Der Beitrag erörtert, ob das Datenschutzrecht beim vertragslosen Tausch von Personendaten gegen Leistungen für materielle Gerechtigkeit und speziell für Austauschgerechtigkeit sorgen kann. Am Beispiel von Consent Management Platforms (CMP) wird untersucht, wie bei Datenerhebungen zum Targeted Advertising und seinen Profilbildungen (ausführlich Becker, CR 2021, 87) eine Materialisierung des Datenschutzrechts de lege lata aussehen und in Art. 7 Abs. 4 DSGVO die Grenze zwischen legaler und illegaler überschießender Datenverarbeitung gezogen werden könnte.

Zur Regulierung des vertragslosen Tauschs von Daten gegen Leistungen

INHALTSVERZEICHNIS:

I. Problemstellung

II. Neuerungen in der ePrivacy-Gesetzgebung


1. Vertraulichkeit elektronischer Kommunikationsdaten und das Abfangen elektronischer Kommunikation
2. Verarbeitung von Gerätedaten und Koppelung
3. Publikumsmessung durch Dritte
4. Metadaten

III. Auslegung Art. 7 Abs. 4 DSGVO („Koppelungsverbot")

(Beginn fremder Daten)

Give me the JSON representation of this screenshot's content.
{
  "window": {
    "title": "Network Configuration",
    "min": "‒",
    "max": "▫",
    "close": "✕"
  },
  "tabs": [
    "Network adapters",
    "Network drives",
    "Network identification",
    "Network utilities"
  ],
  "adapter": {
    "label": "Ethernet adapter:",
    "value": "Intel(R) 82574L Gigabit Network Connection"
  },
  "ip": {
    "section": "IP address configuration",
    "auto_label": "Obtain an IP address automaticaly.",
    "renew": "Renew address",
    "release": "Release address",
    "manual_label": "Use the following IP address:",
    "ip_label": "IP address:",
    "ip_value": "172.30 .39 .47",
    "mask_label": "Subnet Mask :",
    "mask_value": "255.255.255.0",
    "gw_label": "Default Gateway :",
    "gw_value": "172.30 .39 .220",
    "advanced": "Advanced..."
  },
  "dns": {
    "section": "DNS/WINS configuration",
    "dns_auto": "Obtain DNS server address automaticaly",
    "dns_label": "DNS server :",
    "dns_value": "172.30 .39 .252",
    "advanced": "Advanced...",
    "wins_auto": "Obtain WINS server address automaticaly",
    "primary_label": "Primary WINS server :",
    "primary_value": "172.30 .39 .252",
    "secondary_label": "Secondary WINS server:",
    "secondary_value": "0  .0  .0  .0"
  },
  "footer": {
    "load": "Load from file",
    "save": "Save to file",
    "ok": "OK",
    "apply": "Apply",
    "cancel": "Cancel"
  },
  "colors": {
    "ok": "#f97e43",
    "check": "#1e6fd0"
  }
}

1. Zweck und Funktionsweise von Koppelungsverboten

2. Entwicklungsgeschichte des Art. 7 Abs. 4 DSGVO

3. Tatbestandsmerkmale
a) „Erfüllen"
b) Bestimmung der Erforderlichkeit zur Erfüllung
c) Ausweg: Daten als Gegenleistungspflicht?
d) Vertragslose Austauschbeziehungen

4. „größtmögliche Berücksichtigung" der Koppelung

IV. Erste Stufe der Materialisierung: Kompensation der Koppelung

1. Datensparsame Alternativangebote zu angemessenen Bedingungen

2. Bedeutung der Leistung

3. Consent Management Platforms
a) Unverhältnismäßige Auswahlmöglichkeiten
aa) Abschalten der Tracker sehr aufwendig
bb) Abschalten der Tracker gezielt unübersichtlich
cc) Tarnung von Einwilligungen als Auswahl berechtigter Interessen
b) Verhältnismäßige Abschaltmöglichkeiten

4. Zwischenergebnis

V. Zweite Stufe der Materialisierung: Austauschgerechtigkeit bei Datenpreisgabe

1. Personendatenschutz im Kontext der Datenwirtschaft
2. Vergleich zum deutschen Schuldvertragsrecht
a) Materialisierung des Schuldvertragsrechts
b) Formelle Gerechtigkeit des Datenschutzrechts
c) Regulierung massenhafter vertragsloser Austauschbeziehungen

3. Materielle Gerechtigkeit durch Information?
4. Materielle Gerechtigkeitskriterien für Koppelungen
a) Festlegung von „Tabuzonen"
b) Ermittlung krasser Äquivalenzstörungen
c) Beispiele für möglicherweise akzeptable Koppelungen

5. Grenzen einer Personendatenwirtschaft
6. Wege zur Materialisierung

VI. Ergebnisse
 


 

In einem vorangegangenen Aufsatz wurden die Hintergründe von Consent Management Platforms (CMP) und insbesondere die Verbindung der dort stattfindenden Datenerhebung zum Targeted Advertising dargelegt. Übergreifend handelt es sich um einen rein faktischen (nicht rechtlichen) Tausch von Personendaten gegen Leistungen (ausführlich Becker, CR 2021, 87 Rz. 41 ff. sowie passim). Der von DSGVO und ePrivacy-​Gesetzgebung gezogene rechtliche Rahmen bietet keine Möglichkeit, die Datenerhebung zum Zwecke des Targeted Advertising und damit verbundener Profilbildungen über berechtigte Interessen zu legitimieren. Vielmehr bedarf es zweier Einwilligungen: einer datenschutzrechtlichen Einwilligung und einer nach der ePrivacy-Gesetzgebung. Dabei sind die Vorgaben der DSGVO auch für die ePrivacy-​Gesetzgebung maßgeblich: Art. 2 lit. f) ePrivacy-​RL verweist auf die DS-​RL, an deren Stelle die DSGVO trat, weshalb nun Art. 4 Nr. 11 DSGVO und auch Art. 7 DSGVO als Voraussetzungen wirksamer Einwilligungen greifen.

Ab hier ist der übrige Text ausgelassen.